Pompholyx/ dyshidrotic eczema/ palmar eczema cause and treatment
Pompholyx is a stressful and itchy condition. This involves palm soles and small or large blisters appear on affected areas. These blisters usually start on the sides of fingers and toes. The most troublesome symptom of pompholyx is intense itching on palms and soles. These vesicles are mostly small and can appear in clusters. In some cases, pompholyx can happen in response to infections like fungal infections. Skin of involved areas in such cases can be painful, red and sensitive.
Causes and risk factors of Pompholyx
- Atopic eczema
- Exposure and allergy to nickel, cobalt and other metals
- Contact with irritants like detergents, solvents, acids, and friction
- Inflammatory reactions to fungal infections called Dermatophytid.
- Adverse reaction to immunoglobulin and certain other drugs.
Symptoms of pompholyx
Blisters in hands happen in 80%, feet in 20%, and 8% people show both hand and feet involvement.

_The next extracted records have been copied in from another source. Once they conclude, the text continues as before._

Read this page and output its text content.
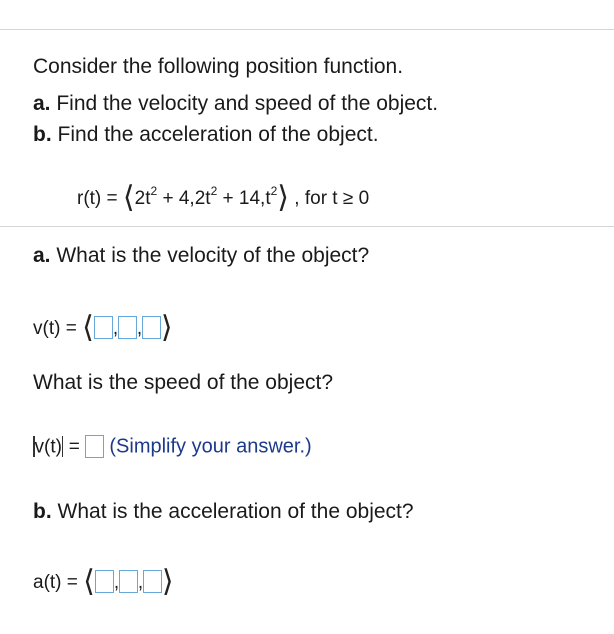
Consider the following position function.
a. Find the velocity and speed of the object.
b. Find the acceleration of the object.
$r(t) = ⟨2t^2 + 4,2t^2$ + $14,t^2⟩$ , for t ≥ 0
a. What is the velocity of the object?
v(t) = ⟨ , , ⟩
What is the speed of the object?
v(t) = (Simplify your answer.)
b. What is the acceleration of the object?
a(t) = ⟨ , , ⟩
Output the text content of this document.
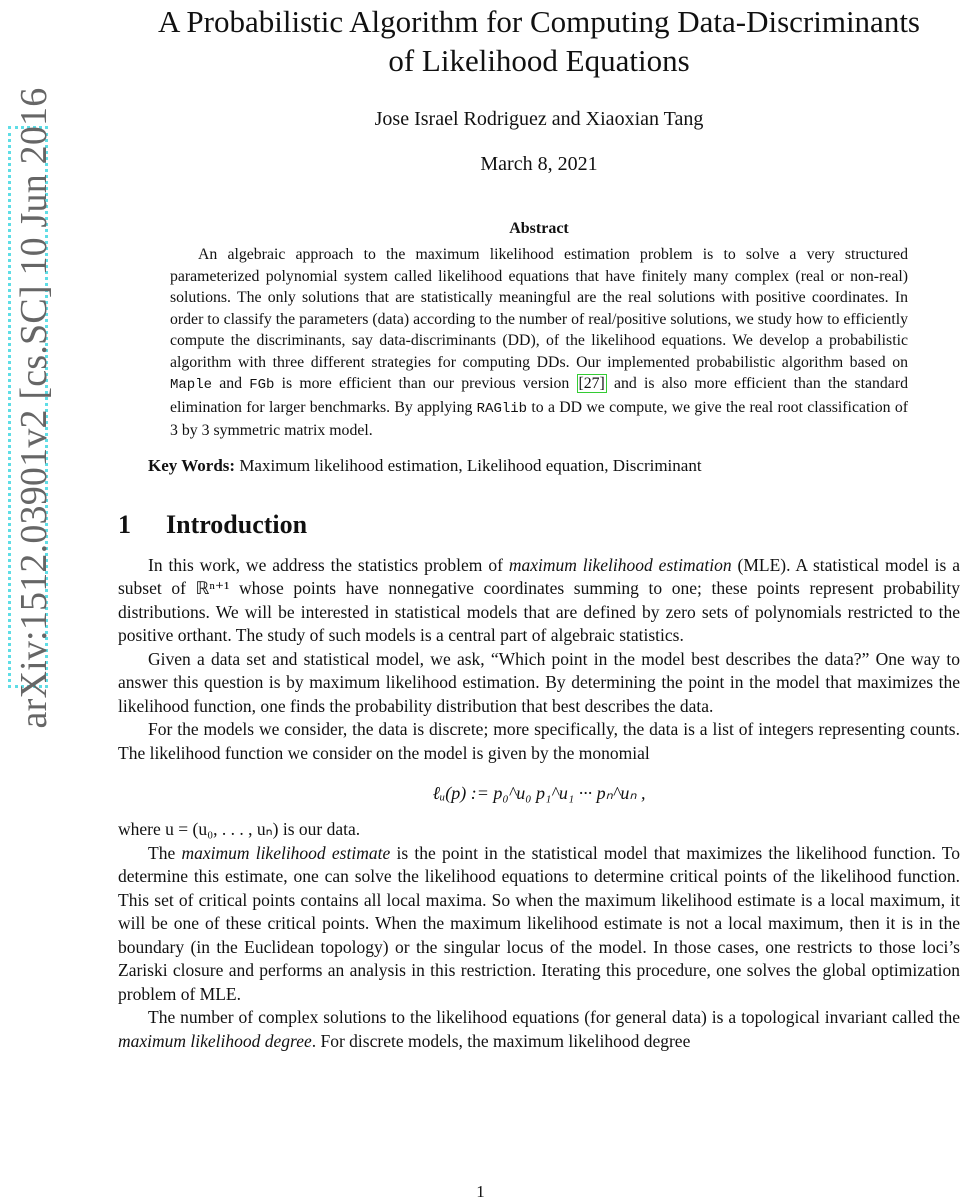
arXiv:1512.03901v2 [cs.SC] 10 Jun 2016
A Probabilistic Algorithm for Computing Data-Discriminants
of Likelihood Equations
Jose Israel Rodriguez and Xiaoxian Tang
March 8, 2021
Abstract
An algebraic approach to the maximum likelihood estimation problem is to solve a very structured parameterized polynomial system called likelihood equations that have finitely many complex (real or non-real) solutions. The only solutions that are statistically meaningful are the real solutions with positive coordinates. In order to classify the parameters (data) according to the number of real/positive solutions, we study how to efficiently compute the discriminants, say data-discriminants (DD), of the likelihood equations. We develop a probabilistic algorithm with three different strategies for computing DDs. Our implemented probabilistic algorithm based on Maple and FGb is more efficient than our previous version [27] and is also more efficient than the standard elimination for larger benchmarks. By applying RAGlib to a DD we compute, we give the real root classification of 3 by 3 symmetric matrix model.
Key Words: Maximum likelihood estimation, Likelihood equation, Discriminant
1 Introduction

In this work, we address the statistics problem of maximum likelihood estimation (MLE). A statistical model is a subset of ℝⁿ⁺¹ whose points have nonnegative coordinates summing to one; these points represent probability distributions. We will be interested in statistical models that are defined by zero sets of polynomials restricted to the positive orthant. The study of such models is a central part of algebraic statistics.

Given a data set and statistical model, we ask, “Which point in the model best describes the data?” One way to answer this question is by maximum likelihood estimation. By determining the point in the model that maximizes the likelihood function, one finds the probability distribution that best describes the data.

For the models we consider, the data is discrete; more specifically, the data is a list of integers representing counts. The likelihood function we consider on the model is given by the monomial

ℓᵤ(p) := p₀^u₀ p₁^u₁ ··· pₙ^uₙ ,

where u = (u₀, . . . , uₙ) is our data.

The maximum likelihood estimate is the point in the statistical model that maximizes the likelihood function. To determine this estimate, one can solve the likelihood equations to determine critical points of the likelihood function. This set of critical points contains all local maxima. So when the maximum likelihood estimate is a local maximum, it will be one of these critical points. When the maximum likelihood estimate is not a local maximum, then it is in the boundary (in the Euclidean topology) or the singular locus of the model. In those cases, one restricts to those loci’s Zariski closure and performs an analysis in this restriction. Iterating this procedure, one solves the global optimization problem of MLE.

The number of complex solutions to the likelihood equations (for general data) is a topological invariant called the maximum likelihood degree. For discrete models, the maximum likelihood degree

1
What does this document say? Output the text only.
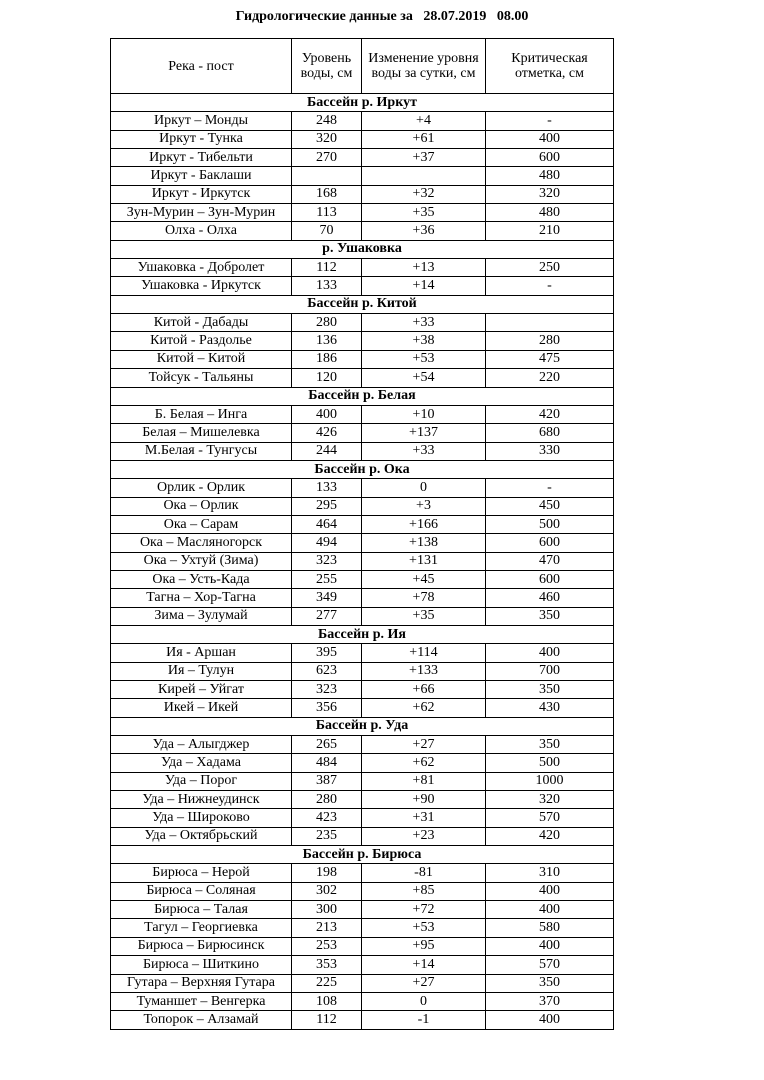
Гидрологические данные за   28.07.2019   08.00
Река - пост	Уровень воды, см	Изменение уровня воды за сутки, см	Критическая отметка, см
Бассейн р. Иркут			
Иркут – Монды	248	+4	-
Иркут - Тунка	320	+61	400
Иркут - Тибельти	270	+37	600
Иркут - Баклаши			480
Иркут - Иркутск	168	+32	320
Зун-Мурин – Зун-Мурин	113	+35	480
Олха - Олха	70	+36	210
р. Ушаковка			
Ушаковка - Добролет	112	+13	250
Ушаковка - Иркутск	133	+14	-
Бассейн р. Китой			
Китой - Дабады	280	+33	
Китой - Раздолье	136	+38	280
Китой – Китой	186	+53	475
Тойсук - Тальяны	120	+54	220
Бассейн р. Белая			
Б. Белая – Инга	400	+10	420
Белая – Мишелевка	426	+137	680
М.Белая - Тунгусы	244	+33	330
Бассейн р. Ока			
Орлик - Орлик	133	0	-
Ока – Орлик	295	+3	450
Ока – Сарам	464	+166	500
Ока – Масляногорск	494	+138	600
Ока – Ухтуй (Зима)	323	+131	470
Ока – Усть-Када	255	+45	600
Тагна – Хор-Тагна	349	+78	460
Зима – Зулумай	277	+35	350
Бассейн р. Ия			
Ия - Аршан	395	+114	400
Ия – Тулун	623	+133	700
Кирей – Уйгат	323	+66	350
Икей – Икей	356	+62	430
Бассейн р. Уда			
Уда – Алыгджер	265	+27	350
Уда – Хадама	484	+62	500
Уда – Порог	387	+81	1000
Уда – Нижнеудинск	280	+90	320
Уда – Широково	423	+31	570
Уда – Октябрьский	235	+23	420
Бассейн р. Бирюса			
Бирюса – Нерой	198	-81	310
Бирюса – Соляная	302	+85	400
Бирюса – Талая	300	+72	400
Тагул – Георгиевка	213	+53	580
Бирюса – Бирюсинск	253	+95	400
Бирюса – Шиткино	353	+14	570
Гутара – Верхняя Гутара	225	+27	350
Туманшет – Венгерка	108	0	370
Топорок – Алзамай	112	-1	400
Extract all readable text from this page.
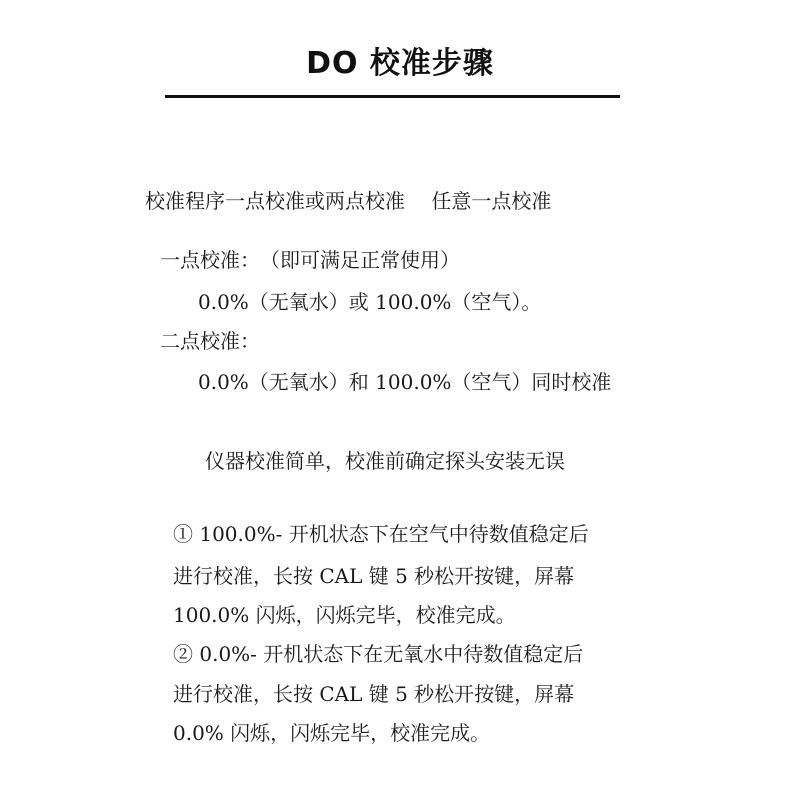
DO 校准步骤
校准程序一点校准或两点校准　 任意一点校准
一点校准：　（即可满足正常使用）
0.0%（无氧水）或 100.0%（空气）。
二点校准：
0.0%（无氧水）和 100.0%（空气）同时校准
仪器校准简单，校准前确定探头安装无误
① 100.0%- 开机状态下在空气中待数值稳定后
进行校准，长按 CAL 键 5 秒松开按键，屏幕
100.0% 闪烁，闪烁完毕，校准完成。
② 0.0%- 开机状态下在无氧水中待数值稳定后
进行校准，长按 CAL 键 5 秒松开按键，屏幕
0.0% 闪烁，闪烁完毕，校准完成。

The most common initial symptom of pompholyx is small blisters on sides of fingers. In severe cases of pompholyx, these blisters later become coalesced and may involve entire palm and soles. Involved palms and soles tend to be painful and very itchy. Blisters tend to dry and the flake of over a period of about 3-6 wks leaving the underlying skin red and tender. A small episode of Pompholyx thus takes 6-8 wks for complete healing with proper care
Prevention of repeated episodes of pompholyx
General skin care principles for eczema which can help reduce episodes of Dyshidrosis are
- Use mild cleansers to wash hands
- Apply moisturizer regularly
- Wear gloves while working with exacerbating chemicals/ in kitchen/ using detergents
- Use barrier creams
Diagnosis of Dyshidrosis/ pompholyx
There are no lab tests to specifically confirm the diagnosis of Dyshidrosis; so usually, skin specialist or dermatologist diagnose pompholyx by physical examination.
Treatment of Pompholyx
Treatment of pompholyx or dyshidrotic eczema varies based on the severity of symptoms and episodes. Treatment may involve
following types of medications
- Topical creams to soothe, heal and control irritation
- Oral medications to control itch, infection or and immunosuppressive medication in severe cases.
- Botox injections
Lifestyle modifications for pompholyx care
- Using medicated compresses as advised by the dermatologist
- Taking anti-itching medication
- Removal of contributing factors such as exposure to heat, chemicals, seat reduction, detergents.